Malaysia–Maldives relations

Diplomatic mission
- High Commission of Malaysia, Colombo: High Commission of the Maldives, Kuala Lumpur

Envoy
- High Commissioner Tan Yang Thai: High Commissioner Mariyam Shabeena Ahmed

= Malaysia–Maldives relations =

Malaysia–Maldives relations refers to bilateral foreign relations between Malaysia and Maldives. Malaysia's High Commission in Colombo, Sri Lanka is also accredited to the Maldives, and Maldives has a High Commission in Kuala Lumpur.
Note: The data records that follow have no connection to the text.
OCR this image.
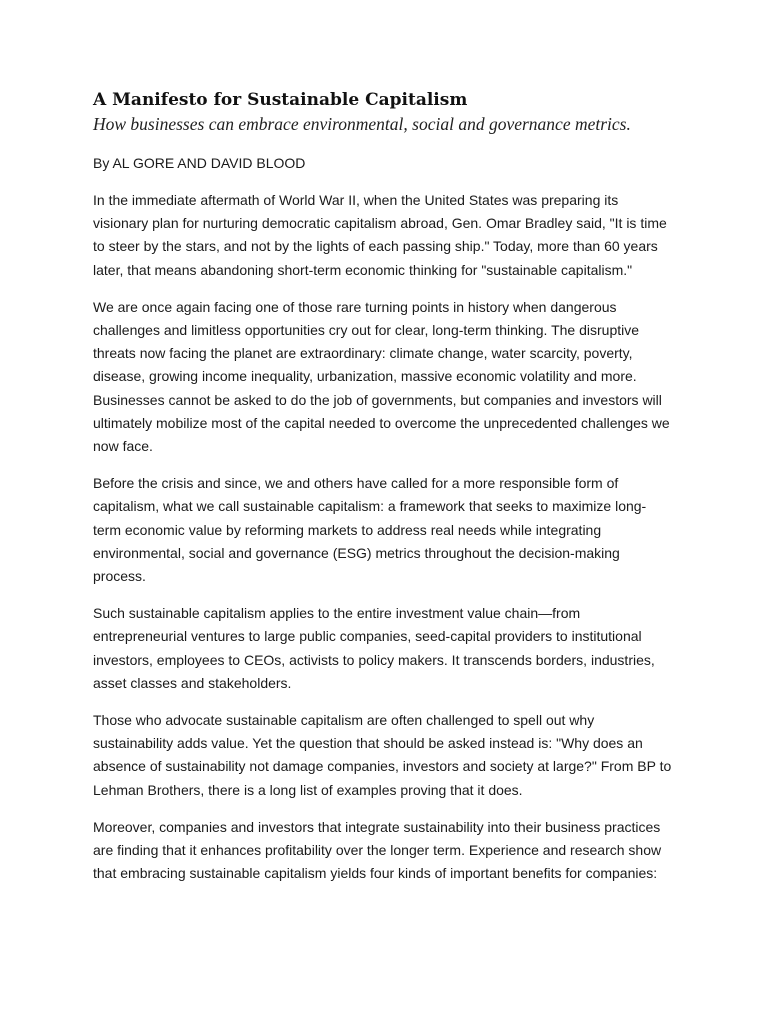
A Manifesto for Sustainable Capitalism

How businesses can embrace environmental, social and governance metrics.

By AL GORE AND DAVID BLOOD

In the immediate aftermath of World War II, when the United States was preparing its visionary plan for nurturing democratic capitalism abroad, Gen. Omar Bradley said, "It is time to steer by the stars, and not by the lights of each passing ship." Today, more than 60 years later, that means abandoning short-term economic thinking for "sustainable capitalism."

We are once again facing one of those rare turning points in history when dangerous challenges and limitless opportunities cry out for clear, long-term thinking. The disruptive threats now facing the planet are extraordinary: climate change, water scarcity, poverty, disease, growing income inequality, urbanization, massive economic volatility and more. Businesses cannot be asked to do the job of governments, but companies and investors will ultimately mobilize most of the capital needed to overcome the unprecedented challenges we now face.

Before the crisis and since, we and others have called for a more responsible form of capitalism, what we call sustainable capitalism: a framework that seeks to maximize long-term economic value by reforming markets to address real needs while integrating environmental, social and governance (ESG) metrics throughout the decision-making process.

Such sustainable capitalism applies to the entire investment value chain—from entrepreneurial ventures to large public companies, seed-capital providers to institutional investors, employees to CEOs, activists to policy makers. It transcends borders, industries, asset classes and stakeholders.

Those who advocate sustainable capitalism are often challenged to spell out why sustainability adds value. Yet the question that should be asked instead is: "Why does an absence of sustainability not damage companies, investors and society at large?" From BP to Lehman Brothers, there is a long list of examples proving that it does.

Moreover, companies and investors that integrate sustainability into their business practices are finding that it enhances profitability over the longer term. Experience and research show that embracing sustainable capitalism yields four kinds of important benefits for companies:
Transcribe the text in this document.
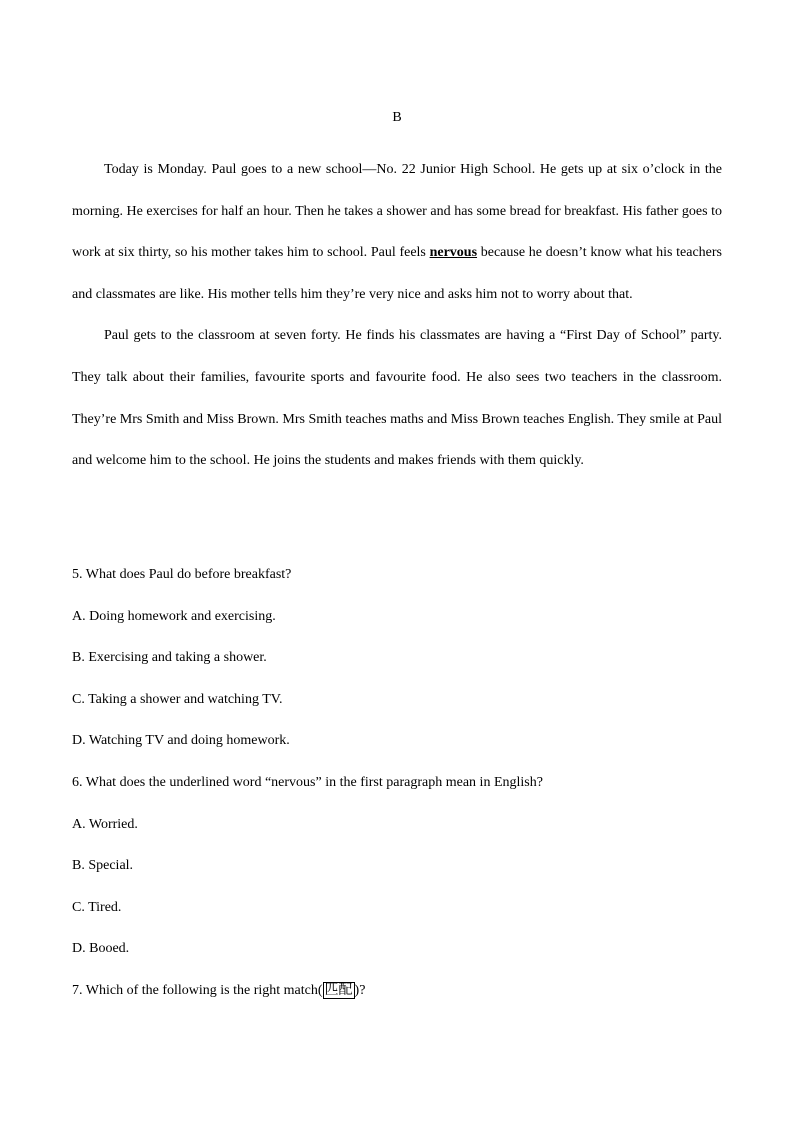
B

Today is Monday. Paul goes to a new school—No. 22 Junior High School. He gets up at six o’clock in the morning. He exercises for half an hour. Then he takes a shower and has some bread for breakfast. His father goes to work at six thirty, so his mother takes him to school. Paul feels nervous because he doesn’t know what his teachers and classmates are like. His mother tells him they’re very nice and asks him not to worry about that.

Paul gets to the classroom at seven forty. He finds his classmates are having a “First Day of School” party. They talk about their families, favourite sports and favourite food. He also sees two teachers in the classroom. They’re Mrs Smith and Miss Brown. Mrs Smith teaches maths and Miss Brown teaches English. They smile at Paul and welcome him to the school. He joins the students and makes friends with them quickly.

5. What does Paul do before breakfast?
A. Doing homework and exercising.
B. Exercising and taking a shower.
C. Taking a shower and watching TV.
D. Watching TV and doing homework.
6. What does the underlined word “nervous” in the first paragraph mean in English?
A. Worried.
B. Special.
C. Tired.
D. Booed.
7. Which of the following is the right match( 匹配 )?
Both countries are part of the Commonwealth of Nations and the Organisation of Islamic Cooperation.

== History ==

Both countries were once part of the British Empire and the relations between the two countries has been established since 1968. Malaysia has been one of the important partners for Maldives who has made many contributions to the development of Maldives. In 1994 and 2012, agreements on air services and legal co-operation activities were also signed. In 2013, Mohammed Waheed who was the President of Maldives visited the former Prime Minister of Malaysia Mahathir Mohamad to enhance bilateral relations.

== Economic relations ==

Malaysia is one of main import partners for the Maldives, and many Maldivian students have studied in Malaysia. One of Malaysia's Airline carriers, Air Asia was operating scheduled flights to Maldives. Maldives also participated at the World Islamic Tourism Mart in Malaysia to improve their tourism industry.